A changed competitive landscape calls for a different business model.

For more than two decades, buyout funds — or nonventure private equity funds — have been an important force in global corporate finance and restructuring. Top-quartile funds, in particular, have turned in consistently strong performances, generating attractive returns for their investors (see Exhibit 1). In the 1980s the sector led a revolution in value creation and corporate restructuring that continues to reenergize economies in the developed and, increasingly, the developing world. Viewed from corporate suites, buyout players have alternately been willing acquirers of underperforming businesses, formidable competitors, and, under the right circumstances, valued partners. Storied firms such as Clayton, Dubilier & Rice, Kohlberg Kravis Roberts, and The Blackstone Group may be emblematic of the sector, but its ranks also include many other private limited partnerships, investment banks, and public-investment vehicles that follow a similar business model.

That model, however, may soon look quite different. A convergence of market forces has altered the competitive landscape in which private equity firms have thrived. More and more, they are encountering heavier competition for opportunities to invest, often against new competitors. The rise of the auction sales process is eroding the buyout players’ ability to gain privileged access to investments from their once-legendary networks of relationships. The creative financial-engineering skills once guarded by a few top practitioners have become commodities, and a tougher stock market has worked against players looking to purchase, restructure, and then quickly sell a company. Taken together, these changes threaten to lower median returns over the next five to ten years, compared with the public equity markets, and could make standout performance considerably more difficult.

Of course, as long as there are attractive buyout opportunities — and there will be, particularly in the European industries that are restructuring and in less financially developed markets — the top buyout fund managers will continue to generate attractive returns for investors. But the most successful fund managers will be those willing to change significantly their historical investment and value-creation models. For the rest, recent trends will likely lead to something of a shakeout as well as increasingly differentiated performance between top buyout funds and the median.

Diminished Advantages

Our research and work with clients highlight a series of changes in the landscape where private equity firms have thrived.

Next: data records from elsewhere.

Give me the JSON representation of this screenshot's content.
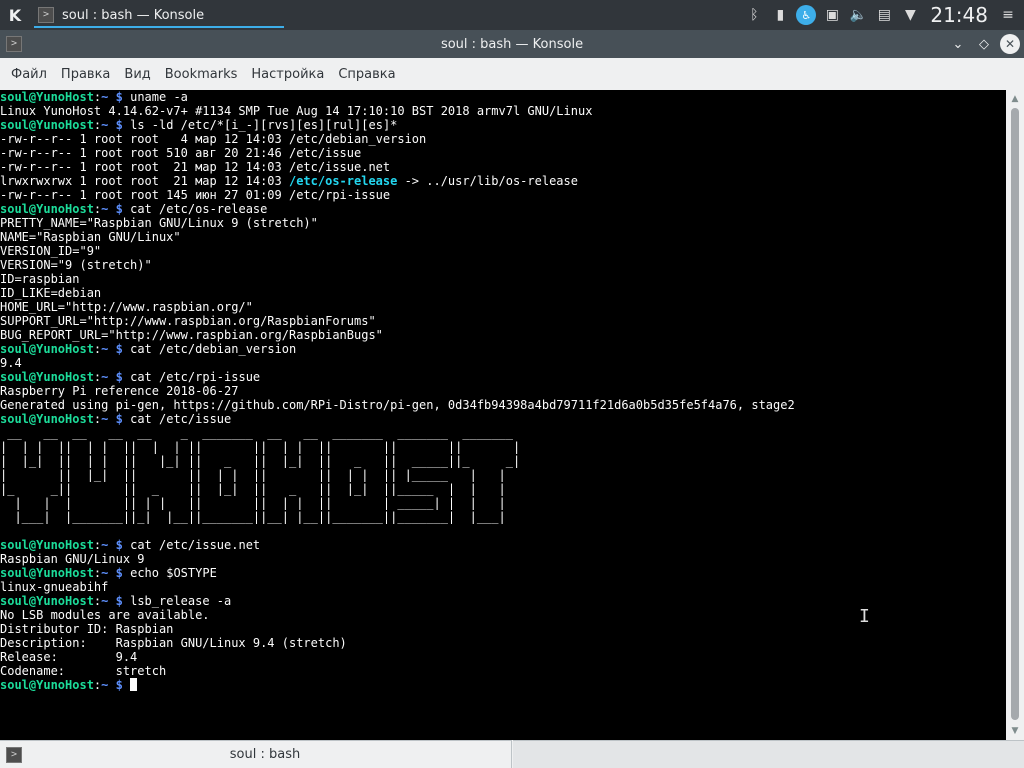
{
  "panel": {
    "launcher_icon": "kde-launcher-icon",
    "task_label": "soul : bash — Konsole",
    "clock": "21:48",
    "tray_icons": [
      "bluetooth-icon",
      "battery-icon",
      "accessibility-icon",
      "network-icon",
      "volume-icon",
      "clipboard-icon",
      "expand-arrow-icon",
      "menu-icon"
    ]
  },
  "window": {
    "title": "soul : bash — Konsole"
  },
  "menu": {
    "items": [
      "Файл",
      "Правка",
      "Вид",
      "Bookmarks",
      "Настройка",
      "Справка"
    ]
  },
  "prompt": {
    "user": "soul@YunoHost",
    "sep": ":",
    "path": "~",
    "sym": "$"
  },
  "terminal": {
    "lines": [
      {
        "t": "cmd",
        "v": "uname -a"
      },
      {
        "t": "out",
        "v": "Linux YunoHost 4.14.62-v7+ #1134 SMP Tue Aug 14 17:10:10 BST 2018 armv7l GNU/Linux"
      },
      {
        "t": "cmd",
        "v": "ls -ld /etc/*[i_-][rvs][es][rul][es]*"
      },
      {
        "t": "out",
        "v": "-rw-r--r-- 1 root root   4 мар 12 14:03 /etc/debian_version"
      },
      {
        "t": "out",
        "v": "-rw-r--r-- 1 root root 510 авг 20 21:46 /etc/issue"
      },
      {
        "t": "out",
        "v": "-rw-r--r-- 1 root root  21 мар 12 14:03 /etc/issue.net"
      },
      {
        "t": "lnk",
        "a": "lrwxrwxrwx 1 root root  21 мар 12 14:03 ",
        "b": "/etc/os-release",
        "c": " -> ../usr/lib/os-release"
      },
      {
        "t": "out",
        "v": "-rw-r--r-- 1 root root 145 июн 27 01:09 /etc/rpi-issue"
      },
      {
        "t": "cmd",
        "v": "cat /etc/os-release"
      },
      {
        "t": "out",
        "v": "PRETTY_NAME=\"Raspbian GNU/Linux 9 (stretch)\""
      },
      {
        "t": "out",
        "v": "NAME=\"Raspbian GNU/Linux\""
      },
      {
        "t": "out",
        "v": "VERSION_ID=\"9\""
      },
      {
        "t": "out",
        "v": "VERSION=\"9 (stretch)\""
      },
      {
        "t": "out",
        "v": "ID=raspbian"
      },
      {
        "t": "out",
        "v": "ID_LIKE=debian"
      },
      {
        "t": "out",
        "v": "HOME_URL=\"http://www.raspbian.org/\""
      },
      {
        "t": "out",
        "v": "SUPPORT_URL=\"http://www.raspbian.org/RaspbianForums\""
      },
      {
        "t": "out",
        "v": "BUG_REPORT_URL=\"http://www.raspbian.org/RaspbianBugs\""
      },
      {
        "t": "cmd",
        "v": "cat /etc/debian_version"
      },
      {
        "t": "out",
        "v": "9.4"
      },
      {
        "t": "cmd",
        "v": "cat /etc/rpi-issue"
      },
      {
        "t": "out",
        "v": "Raspberry Pi reference 2018-06-27"
      },
      {
        "t": "out",
        "v": "Generated using pi-gen, https://github.com/RPi-Distro/pi-gen, 0d34fb94398a4bd79711f21d6a0b5d35fe5f4a76, stage2"
      },
      {
        "t": "cmd",
        "v": "cat /etc/issue"
      },
      {
        "t": "out",
        "v": " __   __  __   __  __    _  _______  __   __  _______  _______  _______ "
      },
      {
        "t": "out",
        "v": "|  | |  ||  | |  ||  |  | ||       ||  | |  ||       ||       ||       |"
      },
      {
        "t": "out",
        "v": "|  |_|  ||  | |  ||   |_| ||   _   ||  |_|  ||   _   ||  _____||_     _|"
      },
      {
        "t": "out",
        "v": "|       ||  |_|  ||       ||  | |  ||       ||  | |  || |_____   |   |  "
      },
      {
        "t": "out",
        "v": "|_     _||       ||  _    ||  |_|  ||   _   ||  |_|  ||_____  |  |   |  "
      },
      {
        "t": "out",
        "v": "  |   |  |       || | |   ||       ||  | |  ||       | _____| |  |   |  "
      },
      {
        "t": "out",
        "v": "  |___|  |_______||_|  |__||_______||__| |__||_______||_______|  |___|  "
      },
      {
        "t": "out",
        "v": ""
      },
      {
        "t": "cmd",
        "v": "cat /etc/issue.net"
      },
      {
        "t": "out",
        "v": "Raspbian GNU/Linux 9"
      },
      {
        "t": "cmd",
        "v": "echo $OSTYPE"
      },
      {
        "t": "out",
        "v": "linux-gnueabihf"
      },
      {
        "t": "cmd",
        "v": "lsb_release -a"
      },
      {
        "t": "out",
        "v": "No LSB modules are available."
      },
      {
        "t": "out",
        "v": "Distributor ID:\tRaspbian"
      },
      {
        "t": "out",
        "v": "Description:\tRaspbian GNU/Linux 9.4 (stretch)"
      },
      {
        "t": "out",
        "v": "Release:\t9.4"
      },
      {
        "t": "out",
        "v": "Codename:\tstretch"
      },
      {
        "t": "cur",
        "v": ""
      }
    ]
  },
  "tabbar": {
    "tab_label": "soul : bash"
  }
}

An excess supply of capital. Throughout the 1980s and most of the 1990s, well-positioned players could rapidly deploy their capital because the demand for private equity financing generally exceeded the available capital. That situation has reversed dramatically, however. In the late 1990s, buyout funds collectively raised as much as $50 billion to $60 billion per year. Yet by the early 2000s, annual deployment had fallen to the $30 billion to $40 billion range (in equity value), and today a significant pool of capital — some $90 billion in the United States and €39 billion in Europe — is awaiting deployment (see Exhibit 2). The result is more competition for each new investment opportunity, more marginal or high-priced deals, and greater pressure from institutional investors to return some previously invested capital.